The basics are sound. Edge lighting is largely even, with no overt light pooling in the corners of the screen, and while the screen doesn't go pitch black, overall contrast is high; there's very little in the way of pixel noise either. It seems the lack of local dimming tech is not a drawback.

That said, the TV is unable to display deliberately dark scenes. During Kill Bill Volume 2, as Uma Thurman is buried alive, the backlight threshold is such that the panel switches on and off.

Samsung UE40H6400

Traditionally, Samsung has specialised in fairly hideous presets but there have been obvious improvements made this year. Neither Standard nor Movie modes disgrace themselves, while motion handling can be excellent provided you select the right interpolation.
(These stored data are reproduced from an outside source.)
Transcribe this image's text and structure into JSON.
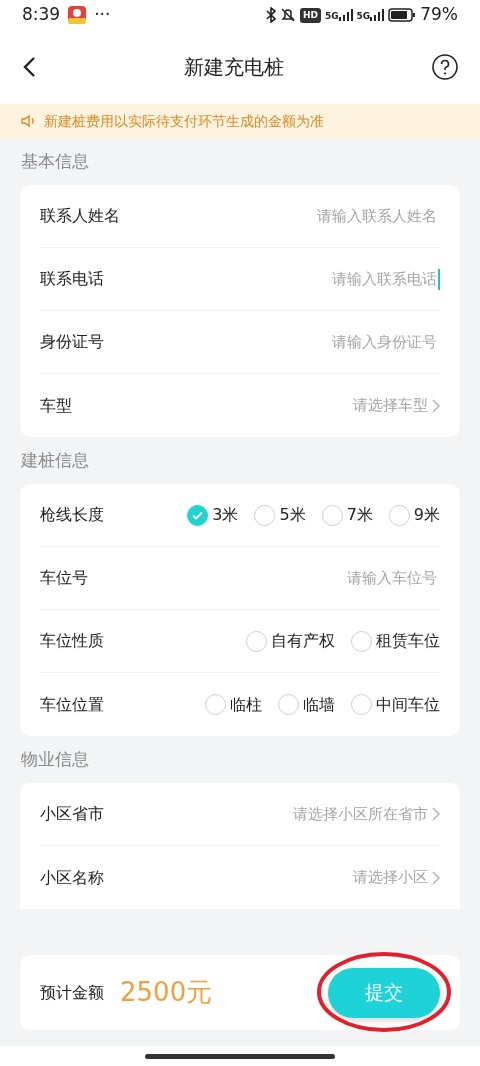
{
  "status_bar": {
    "time": "8:39",
    "more": "···",
    "hd": "HD",
    "networks": [
      "5G",
      "5G"
    ],
    "battery_text": "79%"
  },
  "header": {
    "title": "新建充电桩"
  },
  "notice": {
    "text": "新建桩费用以实际待支付环节生成的金额为准"
  },
  "sections": [
    {
      "title": "基本信息",
      "rows": [
        {
          "kind": "input",
          "label": "联系人姓名",
          "placeholder": "请输入联系人姓名",
          "focused": false
        },
        {
          "kind": "input",
          "label": "联系电话",
          "placeholder": "请输入联系电话",
          "focused": true
        },
        {
          "kind": "input",
          "label": "身份证号",
          "placeholder": "请输入身份证号",
          "focused": false
        },
        {
          "kind": "select",
          "label": "车型",
          "placeholder": "请选择车型"
        }
      ]
    },
    {
      "title": "建桩信息",
      "rows": [
        {
          "kind": "radio",
          "label": "枪线长度",
          "options": [
            {
              "label": "3米",
              "selected": true
            },
            {
              "label": "5米",
              "selected": false
            },
            {
              "label": "7米",
              "selected": false
            },
            {
              "label": "9米",
              "selected": false
            }
          ]
        },
        {
          "kind": "input",
          "label": "车位号",
          "placeholder": "请输入车位号",
          "focused": false
        },
        {
          "kind": "radio",
          "label": "车位性质",
          "options": [
            {
              "label": "自有产权",
              "selected": false
            },
            {
              "label": "租赁车位",
              "selected": false
            }
          ]
        },
        {
          "kind": "radio",
          "label": "车位位置",
          "options": [
            {
              "label": "临柱",
              "selected": false
            },
            {
              "label": "临墙",
              "selected": false
            },
            {
              "label": "中间车位",
              "selected": false
            }
          ]
        }
      ]
    },
    {
      "title": "物业信息",
      "rows": [
        {
          "kind": "select",
          "label": "小区省市",
          "placeholder": "请选择小区所在省市"
        },
        {
          "kind": "select",
          "label": "小区名称",
          "placeholder": "请选择小区"
        }
      ]
    }
  ],
  "footer": {
    "label": "预计金额",
    "amount": "2500元",
    "button": "提交"
  },
  "annotation": {
    "kind": "ellipse",
    "color": "#e0202a"
  }
}
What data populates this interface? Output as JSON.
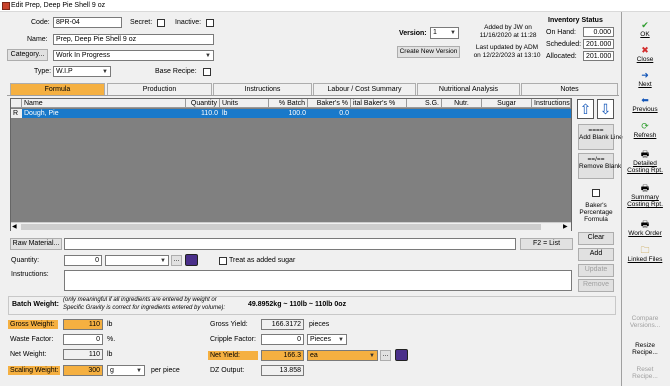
{
  "window": {
    "title": "Edit Prep, Deep Pie Shell 9 oz"
  },
  "header": {
    "code_label": "Code:",
    "code_value": "8PR-04",
    "secret_label": "Secret:",
    "inactive_label": "Inactive:",
    "name_label": "Name:",
    "name_value": "Prep, Deep Pie Shell 9 oz",
    "category_button": "Category...",
    "category_value": "Work In Progress",
    "type_label": "Type:",
    "type_value": "W.I.P",
    "base_recipe_label": "Base Recipe:",
    "version_label": "Version:",
    "version_value": "1",
    "create_version_button": "Create New Version",
    "added_by": "Added by JW on",
    "added_date": "11/16/2020 at 11:28",
    "updated_by": "Last updated by ADM",
    "updated_date": "on 12/22/2023 at 13:10"
  },
  "inventory": {
    "title": "Inventory Status",
    "on_hand_label": "On Hand:",
    "on_hand_value": "0.000",
    "scheduled_label": "Scheduled:",
    "scheduled_value": "201.000",
    "allocated_label": "Allocated:",
    "allocated_value": "201.000"
  },
  "tabs": [
    {
      "label": "Formula"
    },
    {
      "label": "Production"
    },
    {
      "label": "Instructions"
    },
    {
      "label": "Labour / Cost Summary"
    },
    {
      "label": "Nutritional Analysis"
    },
    {
      "label": "Notes"
    }
  ],
  "grid": {
    "columns": [
      "Name",
      "Quantity",
      "Units",
      "% Batch",
      "Baker's %",
      "ital Baker's %",
      "S.G.",
      "Nutr.",
      "Sugar",
      "Instructions"
    ],
    "rows": [
      {
        "marker": "R",
        "name": "Dough, Pie",
        "quantity": "110.0",
        "units": "lb",
        "batch": "100.0",
        "bakers": "0.0"
      }
    ]
  },
  "grid_side": {
    "add_blank_line": "Add Blank Line",
    "add_marker": "====",
    "remove_blank_line": "Remove Blank Line",
    "remove_marker": "==/==",
    "bakers_percentage": "Baker's Percentage Formula"
  },
  "raw_material": {
    "button": "Raw Material...",
    "f2": "F2 = List",
    "quantity_label": "Quantity:",
    "quantity_value": "0",
    "browse": "...",
    "treat_label": "Treat as added sugar",
    "instructions_label": "Instructions:",
    "clear": "Clear",
    "add": "Add",
    "update": "Update",
    "remove": "Remove"
  },
  "batch_weight": {
    "label": "Batch Weight:",
    "note1": "(only meaningful if all ingredients are entered by weight or",
    "note2": "Specific Gravity is correct for ingredients entered by volume):",
    "value": "49.8952kg  ~  110lb  ~  110lb 0oz"
  },
  "bottom_left": {
    "gross_weight_label": "Gross Weight:",
    "gross_weight_value": "110",
    "gross_weight_unit": "lb",
    "waste_factor_label": "Waste Factor:",
    "waste_factor_value": "0",
    "waste_factor_unit": "%.",
    "net_weight_label": "Net Weight:",
    "net_weight_value": "110",
    "net_weight_unit": "lb",
    "scaling_weight_label": "Scaling Weight:",
    "scaling_weight_value": "300",
    "scaling_unit": "g",
    "per_piece": "per piece"
  },
  "bottom_right": {
    "gross_yield_label": "Gross Yield:",
    "gross_yield_value": "166.3172",
    "gross_yield_unit": "pieces",
    "cripple_factor_label": "Cripple Factor:",
    "cripple_factor_value": "0",
    "cripple_unit": "Pieces",
    "net_yield_label": "Net Yield:",
    "net_yield_value": "166.3",
    "net_yield_unit": "ea",
    "dz_output_label": "DZ Output:",
    "dz_output_value": "13.858",
    "browse": "..."
  },
  "right_panel": {
    "ok": "OK",
    "close": "Close",
    "next": "Next",
    "previous": "Previous",
    "refresh": "Refresh",
    "detailed": "Detailed Costing Rpt.",
    "summary": "Summary Costing Rpt.",
    "work_order": "Work Order",
    "linked_files": "Linked Files",
    "compare_versions": "Compare Versions...",
    "resize_recipe": "Resize Recipe...",
    "reset_recipe": "Reset Recipe..."
  },
  "colors": {
    "accent": "#f5b041",
    "selection": "#1979ca",
    "grid_bg": "#808080"
  }
}
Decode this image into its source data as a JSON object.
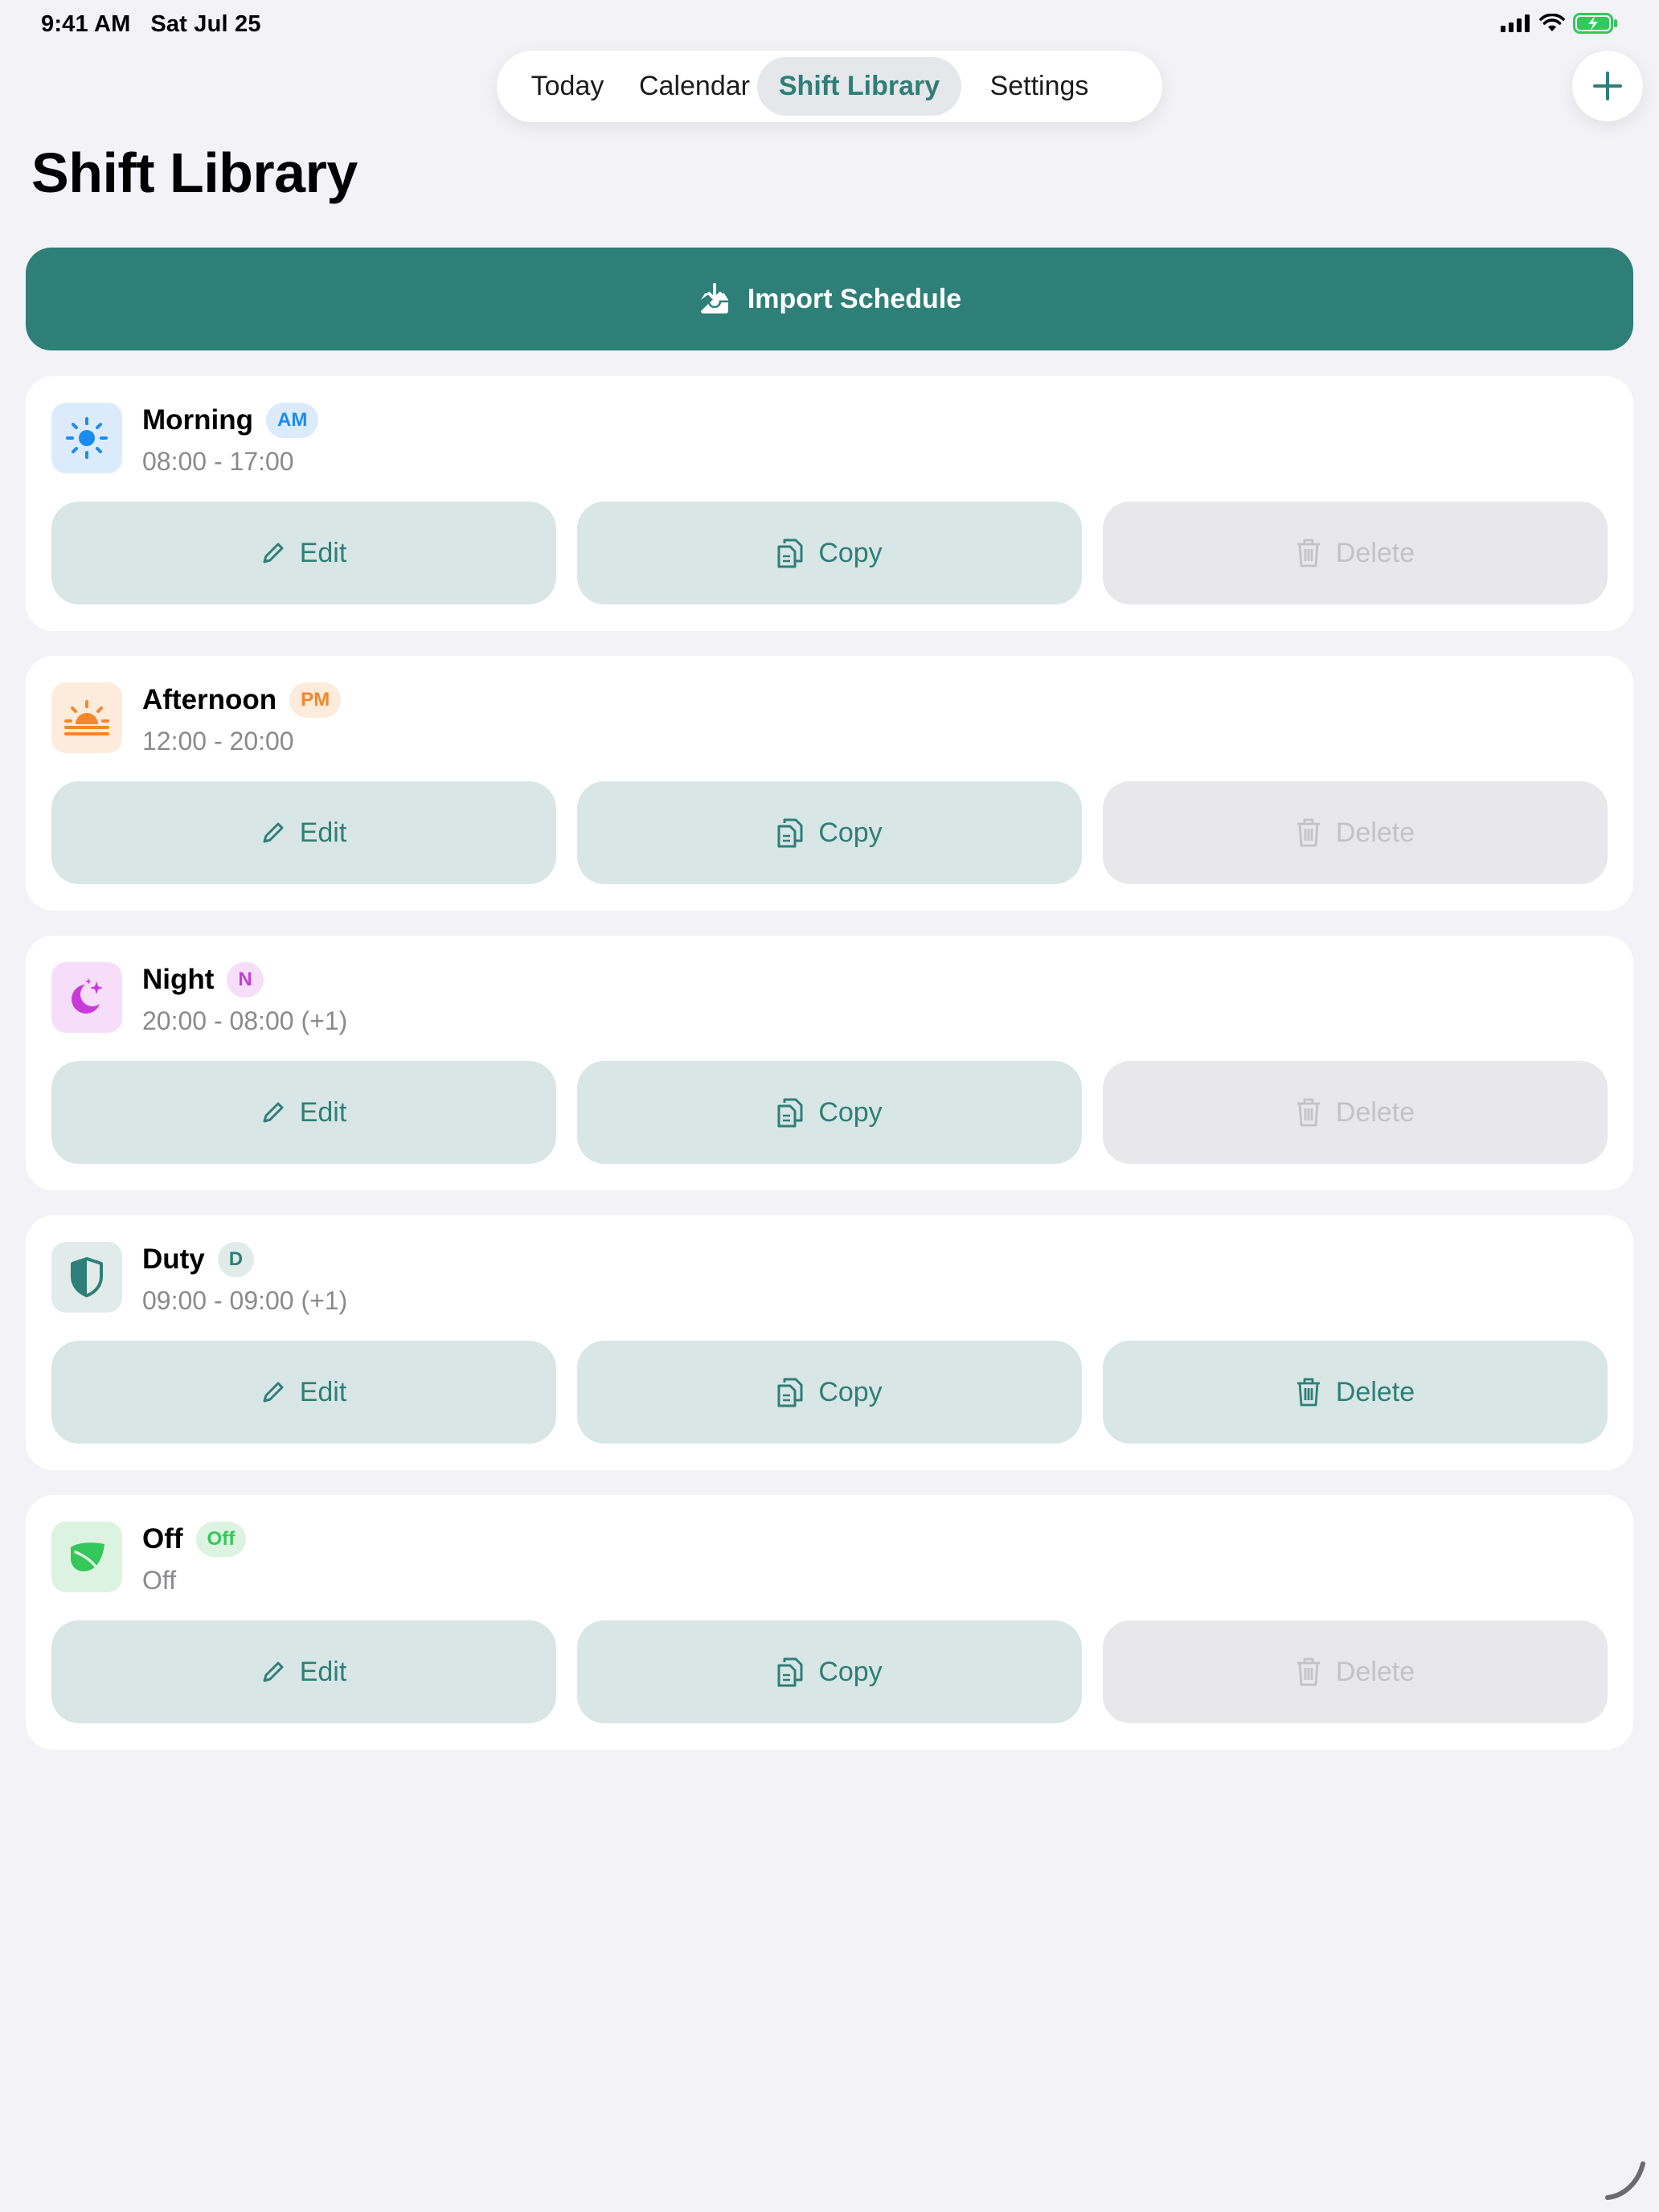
{
  "status_bar": {
    "time": "9:41 AM",
    "date": "Sat Jul 25"
  },
  "tabs": [
    {
      "label": "Today",
      "active": false
    },
    {
      "label": "Calendar",
      "active": false
    },
    {
      "label": "Shift Library",
      "active": true
    },
    {
      "label": "Settings",
      "active": false
    }
  ],
  "add_icon": "plus-icon",
  "page_title": "Shift Library",
  "import_button": {
    "label": "Import Schedule",
    "icon": "tray-download-icon"
  },
  "actions": {
    "edit": "Edit",
    "copy": "Copy",
    "delete": "Delete"
  },
  "shifts": [
    {
      "name": "Morning",
      "badge": "AM",
      "time": "08:00 - 17:00",
      "icon": "sun-icon",
      "icon_bg": "#dcebfb",
      "icon_color": "#1a8cf0",
      "badge_bg": "#dcebfb",
      "badge_color": "#1a8cf0",
      "delete_enabled": false
    },
    {
      "name": "Afternoon",
      "badge": "PM",
      "time": "12:00 - 20:00",
      "icon": "sunset-icon",
      "icon_bg": "#fdebdc",
      "icon_color": "#f5862a",
      "badge_bg": "#fdebdc",
      "badge_color": "#f5862a",
      "delete_enabled": false
    },
    {
      "name": "Night",
      "badge": "N",
      "time": "20:00 - 08:00 (+1)",
      "icon": "moon-stars-icon",
      "icon_bg": "#f6def8",
      "icon_color": "#c93bd9",
      "badge_bg": "#f6def8",
      "badge_color": "#c93bd9",
      "delete_enabled": false
    },
    {
      "name": "Duty",
      "badge": "D",
      "time": "09:00 - 09:00 (+1)",
      "icon": "shield-icon",
      "icon_bg": "#e0ebea",
      "icon_color": "#2e7f78",
      "badge_bg": "#e0ebea",
      "badge_color": "#2e7f78",
      "delete_enabled": true
    },
    {
      "name": "Off",
      "badge": "Off",
      "time": "Off",
      "icon": "leaf-icon",
      "icon_bg": "#ddf3e2",
      "icon_color": "#34c759",
      "badge_bg": "#ddf3e2",
      "badge_color": "#34c759",
      "delete_enabled": false
    }
  ],
  "colors": {
    "accent": "#2e7f78",
    "background": "#f2f2f7"
  }
}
We found the Motion Plus Clear mode to be the most effective general-purpose setting. This retains a full 1080 lines of moving resolution and avoids inflicting noisy halos around moving objects.

Also recommended (as usual) is the Motion Plus Custom setting, with Blur Reduction set between 8-10, and Judder reduction parked on zero. Alternatively, if you want a more cinematic image, just turn Motion Plus interpolation off altogether. While there's some penalty when it comes to motion resolution, the relatively small size of this screen mitigates against the shortfall. You'll also be free of the video-style soap opera effect common to LED picture processing.

Image sharpness is best kept limited to 15. Pictures can be given a little more crispness by engaging low levels of Dynamic Contrast and turning on the Dark Tone setting. Less pleasing is LED Clear Motion, which adds overt flicker.

Samsung UE40H6400 3D

3D aficionados will most likely be disappointed though. The H6400, which uses Active Shutter technology, offers a rather uncomfortable 3D experience. Crosstalk is rife, with white double imaging pervading the picture. As it transpires, 3D on a 40-inch screen isn't immersive anyway, so this failing is unlikely to be a deal breaker. Two pairs of shuttering 3D glasses are supplied in the box.